Our evaluation of the realizability of the deferred tax assets contains uncertainties because it requires management to make assumptions and to apply judgment to estimate future taxable income or loss. Many variables go into estimating future taxable income or loss, including estimates of our future revenue growth and management's expectations of ongoing investments. Our evaluation also requires management to consider significant, objective evidence to determine if it is more likely than not that we will be able to realize our deferred tax assets in the future.

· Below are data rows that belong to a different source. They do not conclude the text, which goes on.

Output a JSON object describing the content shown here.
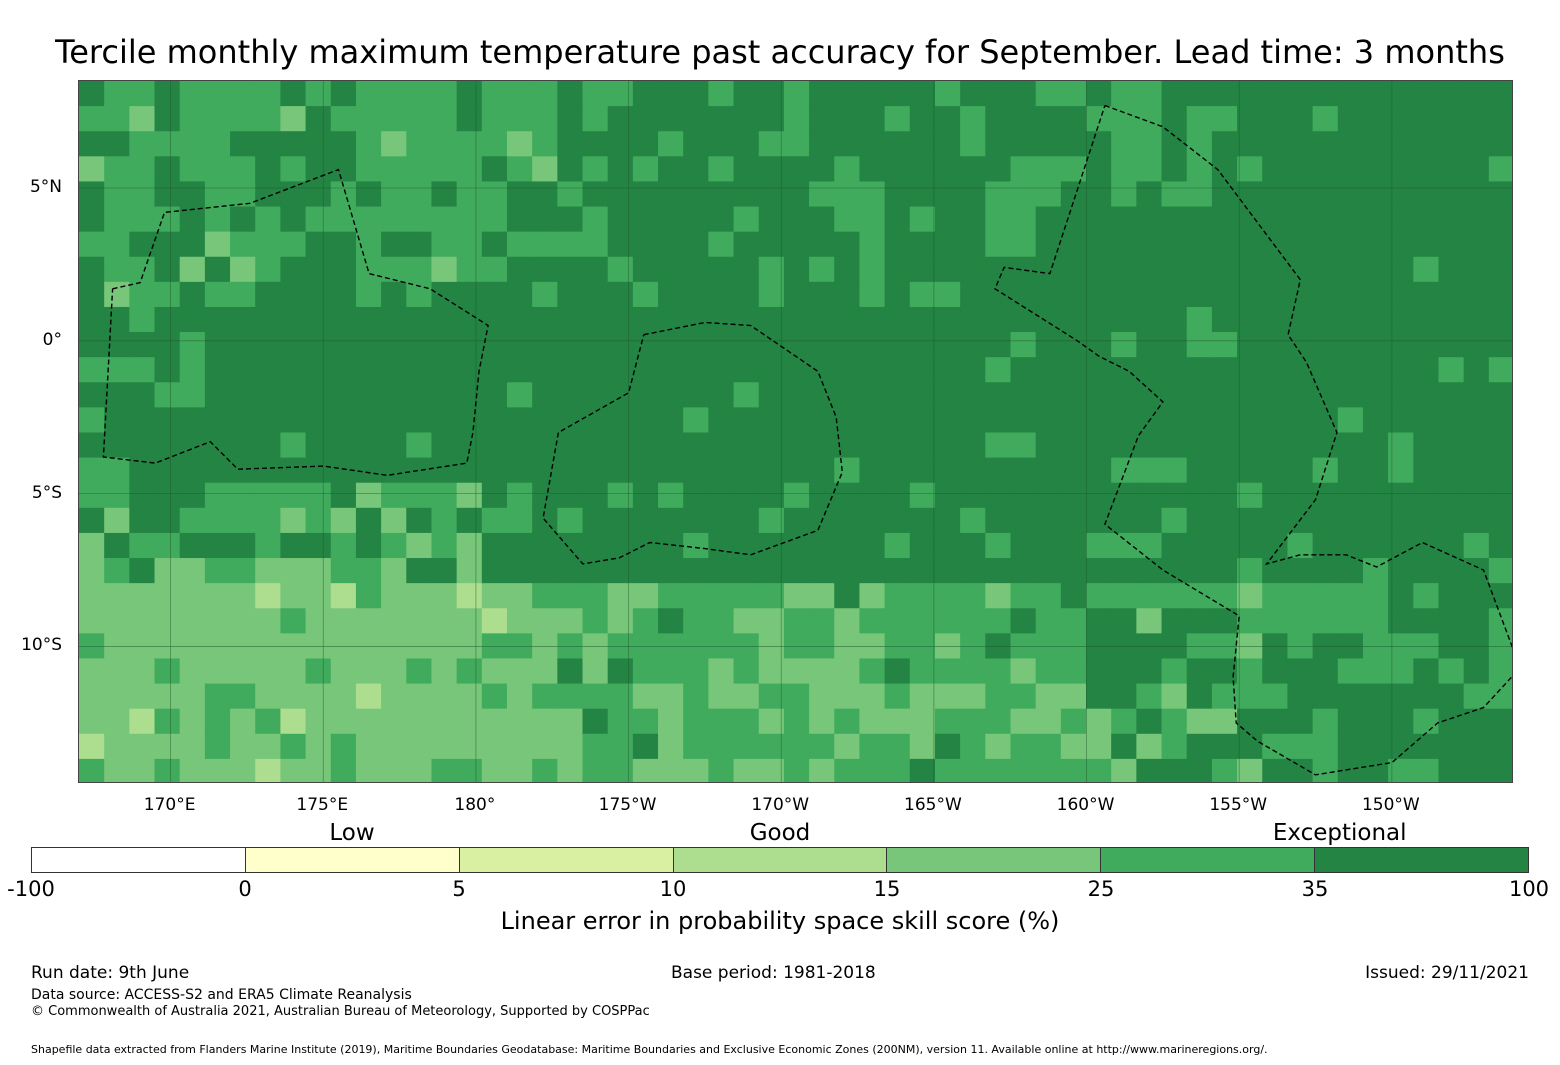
{
  "title": "Tercile monthly maximum temperature past accuracy for September. Lead time: 3 months",
  "map": {
    "lon_range": [
      -193,
      -146
    ],
    "lat_range": [
      -14.5,
      8.5
    ],
    "lat_ticks": [
      {
        "value": 5,
        "label": "5°N"
      },
      {
        "value": 0,
        "label": "0°"
      },
      {
        "value": -5,
        "label": "5°S"
      },
      {
        "value": -10,
        "label": "10°S"
      }
    ],
    "lon_ticks": [
      {
        "value": -190,
        "label": "170°E"
      },
      {
        "value": -185,
        "label": "175°E"
      },
      {
        "value": -180,
        "label": "180°"
      },
      {
        "value": -175,
        "label": "175°W"
      },
      {
        "value": -170,
        "label": "170°W"
      },
      {
        "value": -165,
        "label": "165°W"
      },
      {
        "value": -160,
        "label": "160°W"
      },
      {
        "value": -155,
        "label": "155°W"
      },
      {
        "value": -150,
        "label": "150°W"
      }
    ],
    "eez_outlines": [
      [
        [
          -191.9,
          1.7
        ],
        [
          -191.0,
          1.9
        ],
        [
          -190.2,
          4.2
        ],
        [
          -187.4,
          4.5
        ],
        [
          -184.5,
          5.6
        ],
        [
          -183.5,
          2.2
        ],
        [
          -181.5,
          1.7
        ],
        [
          -179.6,
          0.5
        ],
        [
          -179.9,
          -1.0
        ],
        [
          -180.1,
          -3.0
        ],
        [
          -180.3,
          -4.0
        ],
        [
          -182.9,
          -4.4
        ],
        [
          -185.0,
          -4.1
        ],
        [
          -187.8,
          -4.2
        ],
        [
          -188.7,
          -3.3
        ],
        [
          -190.5,
          -4.0
        ],
        [
          -192.2,
          -3.8
        ],
        [
          -191.9,
          1.7
        ]
      ],
      [
        [
          -174.5,
          0.2
        ],
        [
          -172.5,
          0.6
        ],
        [
          -171.0,
          0.5
        ],
        [
          -168.8,
          -1.0
        ],
        [
          -168.2,
          -2.5
        ],
        [
          -168.0,
          -4.3
        ],
        [
          -168.8,
          -6.2
        ],
        [
          -171.0,
          -7.0
        ],
        [
          -172.5,
          -6.8
        ],
        [
          -174.3,
          -6.6
        ],
        [
          -175.3,
          -7.1
        ],
        [
          -176.5,
          -7.3
        ],
        [
          -177.8,
          -5.8
        ],
        [
          -177.3,
          -3.0
        ],
        [
          -175.0,
          -1.7
        ],
        [
          -174.5,
          0.2
        ]
      ],
      [
        [
          -159.4,
          7.7
        ],
        [
          -157.5,
          7.0
        ],
        [
          -155.7,
          5.6
        ],
        [
          -153.0,
          2.0
        ],
        [
          -153.4,
          0.2
        ],
        [
          -152.8,
          -0.7
        ],
        [
          -151.8,
          -3.0
        ],
        [
          -152.5,
          -5.2
        ],
        [
          -154.1,
          -7.3
        ],
        [
          -153.0,
          -7.0
        ],
        [
          -151.5,
          -7.0
        ],
        [
          -150.5,
          -7.4
        ],
        [
          -149.0,
          -6.6
        ],
        [
          -147.0,
          -7.5
        ],
        [
          -145.8,
          -10.7
        ],
        [
          -147.0,
          -12.0
        ],
        [
          -148.5,
          -12.5
        ],
        [
          -150.0,
          -13.8
        ],
        [
          -152.5,
          -14.2
        ],
        [
          -154.4,
          -13.1
        ],
        [
          -155.1,
          -12.5
        ],
        [
          -155.2,
          -11.0
        ],
        [
          -155.0,
          -9.0
        ],
        [
          -157.5,
          -7.5
        ],
        [
          -159.4,
          -6.0
        ],
        [
          -158.3,
          -3.1
        ],
        [
          -157.5,
          -2.0
        ],
        [
          -158.6,
          -1.0
        ],
        [
          -159.6,
          -0.5
        ],
        [
          -160.3,
          0.0
        ],
        [
          -163.0,
          1.7
        ],
        [
          -162.7,
          2.4
        ],
        [
          -161.2,
          2.2
        ],
        [
          -159.4,
          7.7
        ]
      ]
    ]
  },
  "colorbar": {
    "category_labels": [
      {
        "value": 2.5,
        "label": "Low"
      },
      {
        "value": 12.5,
        "label": "Good"
      },
      {
        "value": 42.5,
        "label": "Exceptional"
      }
    ],
    "boundaries": [
      "-100",
      "0",
      "5",
      "10",
      "15",
      "25",
      "35",
      "100"
    ],
    "colors": [
      "#ffffff",
      "#ffffcc",
      "#d9f0a3",
      "#addd8e",
      "#78c679",
      "#41ab5d",
      "#238443"
    ],
    "label": "Linear error in probability space skill score (%)"
  },
  "chart_data": {
    "type": "heatmap",
    "title": "Tercile monthly maximum temperature past accuracy for September. Lead time: 3 months",
    "xlabel": "",
    "ylabel": "",
    "x_range": [
      -193,
      -146
    ],
    "y_range": [
      -14.5,
      8.5
    ],
    "colorbar_label": "Linear error in probability space skill score (%)",
    "value_bins": [
      -100,
      0,
      5,
      10,
      15,
      25,
      35,
      100
    ],
    "regions": [
      {
        "lon": [
          -193,
          -146
        ],
        "lat": [
          -5,
          8.5
        ],
        "category": "35 to 100",
        "note": "mostly"
      },
      {
        "lon": [
          -193,
          -175
        ],
        "lat": [
          2,
          8.5
        ],
        "category": "25 to 35",
        "note": "patchy"
      },
      {
        "lon": [
          -160,
          -146
        ],
        "lat": [
          -14.5,
          -5
        ],
        "category": "35 to 100",
        "note": "mostly"
      },
      {
        "lon": [
          -193,
          -178
        ],
        "lat": [
          -14.5,
          -8
        ],
        "category": "15 to 25",
        "note": "mostly"
      },
      {
        "lon": [
          -178,
          -157
        ],
        "lat": [
          -14.5,
          -9
        ],
        "category": "25 to 35",
        "note": "mixed"
      }
    ]
  },
  "footer": {
    "run_date": "Run date: 9th June",
    "base_period": "Base period: 1981-2018",
    "issued": "Issued: 29/11/2021",
    "data_source": "Data source: ACCESS-S2 and ERA5 Climate Reanalysis",
    "copyright": "© Commonwealth of Australia 2021, Australian Bureau of Meteorology, Supported by COSPPac",
    "shapefile": "Shapefile data extracted from Flanders Marine Institute (2019), Maritime Boundaries Geodatabase: Maritime Boundaries and Exclusive Economic Zones (200NM), version 11. Available online at http://www.marineregions.org/."
  }
}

Considerations include recent results of operations, projected future taxable income, tax-planning strategies, potential changes in tax law and rates, and future reversals of existing taxable temporary differences.

During the last three years, we have not made any changes in the accounting methodology used to evaluate the realizability of the deferred tax assets.

We review and re-assess our cumulative three-year loss before income taxes on a quarterly basis. Deferred tax assets have been reduced by a full valuation allowance at December 31, 2025 due to a determination that it is more likely than not that all of the deferred tax assets will not be realized based on the weight of all available evidence.

If we had concluded that it was more likely than not that the full deferred tax assets will be realized, our valuation allowance would have been reversed and we would have recognized deferred tax assets of approximately $210.7 million, before indirect tax considerations, on our consolidated balance sheet at December 31, 2025.

If we did not have a valuation allowance established, we would have recognized an income tax benefit of approximately $13.7 million, before indirect tax considerations, for the year ended December 31, 2025.